У Ганина вырвался вздох разочарования… И как же раньше он этого не замечал?! Почему!? «Все просто, — самому себе мысленно ответил Ганин. — После того как я встретил живую девушку, невозможно любить мертвую…»
Боже мой! — спохватился Ганин. Он только сейчас понял, только сейчас… Девушка на портрете мертва! Она мертва, как египетские мумии, как манекены в магазинах, как… Она мертва, и в ней нет ни капли жизни — идеальные формы и пропорции женского тела, лица… Формы, в которых нет жизни!

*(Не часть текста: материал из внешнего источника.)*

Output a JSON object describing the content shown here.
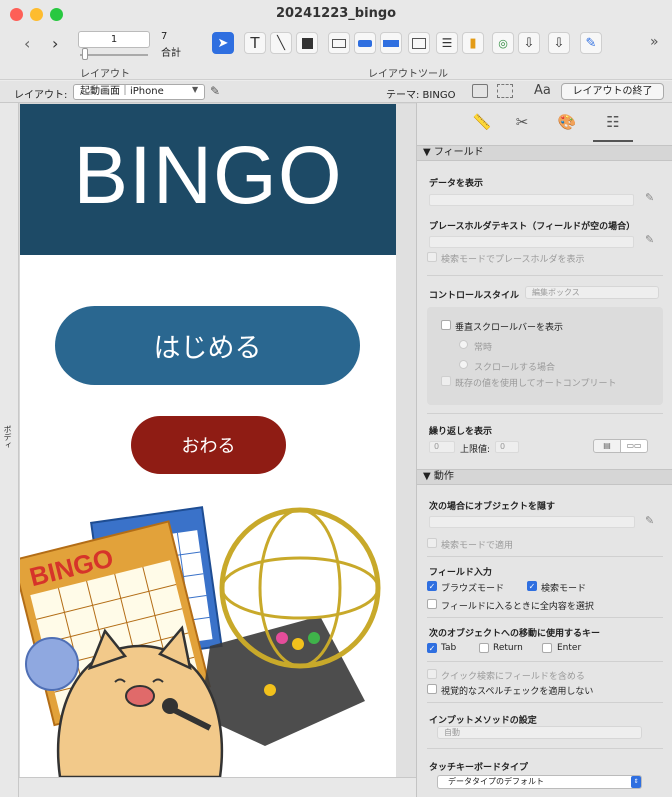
{
  "window": {
    "title": "20241223_bingo"
  },
  "toolbar": {
    "page_value": "1",
    "record_count": "7",
    "total_label": "合計",
    "layout_group_label": "レイアウト",
    "tools_group_label": "レイアウトツール"
  },
  "layoutbar": {
    "layout_label": "レイアウト:",
    "layout_value": "起動画面｜iPhone",
    "theme_label": "テーマ: BINGO",
    "exit_button": "レイアウトの終了"
  },
  "ruler": {
    "part_label": "ボディ"
  },
  "device": {
    "header_title": "BINGO",
    "start_button": "はじめる",
    "end_button": "おわる",
    "bingo_card_text": "BINGO"
  },
  "inspector": {
    "field_section": "▼ フィールド",
    "show_data_label": "データを表示",
    "placeholder_label": "プレースホルダテキスト（フィールドが空の場合）",
    "placeholder_find_mode": "検索モードでプレースホルダを表示",
    "control_style_label": "コントロールスタイル",
    "control_style_value": "編集ボックス",
    "vertical_scrollbar": "垂直スクロールバーを表示",
    "scroll_always": "常時",
    "scroll_when_scrolling": "スクロールする場合",
    "autocomplete": "既存の値を使用してオートコンプリート",
    "repeat_label": "繰り返しを表示",
    "repeat_start": "0",
    "upper_limit_label": "上限値:",
    "upper_limit_value": "0",
    "behavior_section": "▼ 動作",
    "hide_object_label": "次の場合にオブジェクトを隠す",
    "apply_find_mode": "検索モードで適用",
    "field_entry_label": "フィールド入力",
    "browse_mode": "ブラウズモード",
    "find_mode": "検索モード",
    "select_all_on_entry": "フィールドに入るときに全内容を選択",
    "next_object_label": "次のオブジェクトへの移動に使用するキー",
    "key_tab": "Tab",
    "key_return": "Return",
    "key_enter": "Enter",
    "quick_find": "クイック検索にフィールドを含める",
    "no_visual_spellcheck": "視覚的なスペルチェックを適用しない",
    "input_method_label": "インプットメソッドの設定",
    "input_method_value": "自動",
    "touch_keyboard_label": "タッチキーボードタイプ",
    "touch_keyboard_value": "データタイプのデフォルト"
  },
  "colors": {
    "header_bg": "#1d4a66",
    "start_button": "#2a6790",
    "end_button": "#8f1c14",
    "accent": "#2f6fe0"
  }
}
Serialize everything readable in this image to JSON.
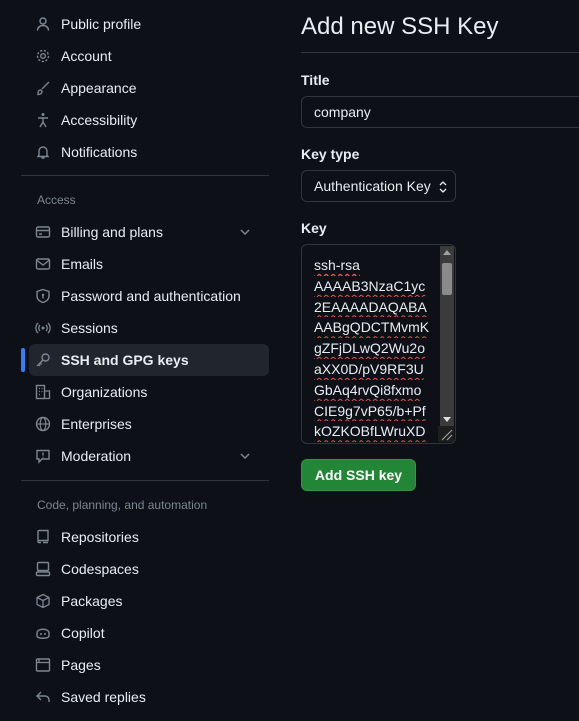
{
  "sidebar": {
    "group1": [
      {
        "label": "Public profile",
        "icon": "person-icon"
      },
      {
        "label": "Account",
        "icon": "gear-icon"
      },
      {
        "label": "Appearance",
        "icon": "paintbrush-icon"
      },
      {
        "label": "Accessibility",
        "icon": "accessibility-icon"
      },
      {
        "label": "Notifications",
        "icon": "bell-icon"
      }
    ],
    "access_title": "Access",
    "access": [
      {
        "label": "Billing and plans",
        "icon": "credit-card-icon",
        "expandable": true
      },
      {
        "label": "Emails",
        "icon": "mail-icon"
      },
      {
        "label": "Password and authentication",
        "icon": "shield-lock-icon"
      },
      {
        "label": "Sessions",
        "icon": "broadcast-icon"
      },
      {
        "label": "SSH and GPG keys",
        "icon": "key-icon",
        "active": true
      },
      {
        "label": "Organizations",
        "icon": "organization-icon"
      },
      {
        "label": "Enterprises",
        "icon": "globe-icon"
      },
      {
        "label": "Moderation",
        "icon": "report-icon",
        "expandable": true
      }
    ],
    "code_title": "Code, planning, and automation",
    "code": [
      {
        "label": "Repositories",
        "icon": "repo-icon"
      },
      {
        "label": "Codespaces",
        "icon": "codespaces-icon"
      },
      {
        "label": "Packages",
        "icon": "package-icon"
      },
      {
        "label": "Copilot",
        "icon": "copilot-icon"
      },
      {
        "label": "Pages",
        "icon": "browser-icon"
      },
      {
        "label": "Saved replies",
        "icon": "reply-icon"
      }
    ]
  },
  "main": {
    "title": "Add new SSH Key",
    "title_label": "Title",
    "title_value": "company",
    "key_type_label": "Key type",
    "key_type_value": "Authentication Key",
    "key_label": "Key",
    "key_lines": [
      "ssh-rsa",
      "AAAAB3NzaC1yc",
      "2EAAAADAQABA",
      "AABgQDCTMvmK",
      "gZFjDLwQ2Wu2o",
      "aXX0D/pV9RF3U",
      "GbAq4rvQi8fxmo",
      "CIE9g7vP65/b+Pf",
      "kOZKOBfLWruXD"
    ],
    "submit_label": "Add SSH key"
  },
  "colors": {
    "background": "#0d1117",
    "accent": "#2f81f7",
    "primary_button": "#238636",
    "muted_text": "#7d8590",
    "border": "#30363d"
  }
}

Это сама смерть, по иронии судьбы пытающаяся изображать жизнь, причем так же нелепо, как престарелая модница пытается подражать юным прелестницам, надев такие же наряды и сделав такой же макияж, что и они…
И у Ганина снова вырвался вздох разочарования. Он встал со стула и оказался в рост с девушкой с портрета — и обомлел… Из ее фиалковых глаз бежали, оставляя тонкие влажные дорожки на холсте, две крохотные слезинки, а губы, еще недавно растянутые в обольстительной улыбке, были до крови закушены зубами…
«Чем я хуже НЕЕ?» — пронзила его голову мысль, а потом — одна за другой — как выстрелы из огнестрельного оружия: — «Она постареет. Она умрет. Я — сама вечность. Я — само совершенство. Мои цветы в лукошке никогда не завянут. Солома в моей чудной шляпке никогда не сгниет. Мое шелковое платьице никогда не надо стирать… Поцелуй раму, как прежде! Назови меня совершенством! Преклони колени!!!»
Но Ганин отшатнулся и, в ужасе широко раскрыв глаза, закричал:
— Кто ты?! Кто?! Ты — не мой портрет! Ты какое-то наваждение! Кто ты НА САМОМ ДЕЛЕ?!
«Я — та, кому ты дал жизнь — прекрасную жизнь в этом прекрасном сосуде! Я — та, кто жаждет любви и восхищения! Я — та, кто не потерпит измены и никому не простит обиды!» — При последней мысли в фиалковых глазах заблестели кроваво-красные искорки, а белоснежные зубки хищно сверкнули из-под полных чувственных губ.
— Ты угрожаешь мне, своему творцу, создателю?! — возмутился Ганин, механически сжимая кулаки и отшатываясь от портрета.
«Не угрожаю. Предупреждаю».
— Значит… — Тут страшная догадка осенила Ганина, и волосы на его голове медленно поднялись дыбом, а кожа на руках покрылась мурашками. — Значит…
«Да. Их всех убила я. И ее убью. Ты — мой создатель. Ты — мой Художник. Никому не отдам. Взгляни».
В этот момент золотое кольцо на пальце девушки загорелось ярко-желтым огнем.
— Я не давал тебе никаких обещаний — закричал Ганин почти в истерике. — Я даже не помню этого кольца! Я не помню!..
Но вдруг какая-то сила развернула его голову от портрета вниз. Как раз в этот момент последний луч заходящей луны упал на правую руку Ганина, и он отчетливо увидел, как на его безымянном пальце начинает проступать контур призрачного, абсолютно неощутимого золотого кольца, ярко блеснувшего в лунном свете…
А потом Ганин поднял глаза на портрет и увидел торжествующий блеск в его глазах.
— Я тебе не верю, ведьма! Я тебе не верю! Я ненавижу тебя! — закричал Ганин в бешенстве и, размахнувшись, ударил кулаком прямо в холст портрета… Но, вместо того чтобы порвать хрупкое полотно, рука Ганина встретила лишь воздух — все равно как если бы он со всей силы ударил в раскрытое настежь окно… а оттуда, изнутри, кто-то прикоснулся к его руке, чья-то горячая ладонь, покрытая нежной на ощупь кожей, и Ганин почувствовал, что в его сознание вторгается чуждый, невероятно могущественный разум, и этот разум — не земной, не человеческий, необъятный, для которого человек — не больше таракашки или мураша, — начинает властно повелевать им. В его голове замерцали, как узоры в калейдоскопе, тысячи образов, картин, картинок — лиц, обрывков пейзажей, каких-то неведомых звезд и планет. Наконец этот калейдоскоп разлетелся мириадами разноцветных осколков…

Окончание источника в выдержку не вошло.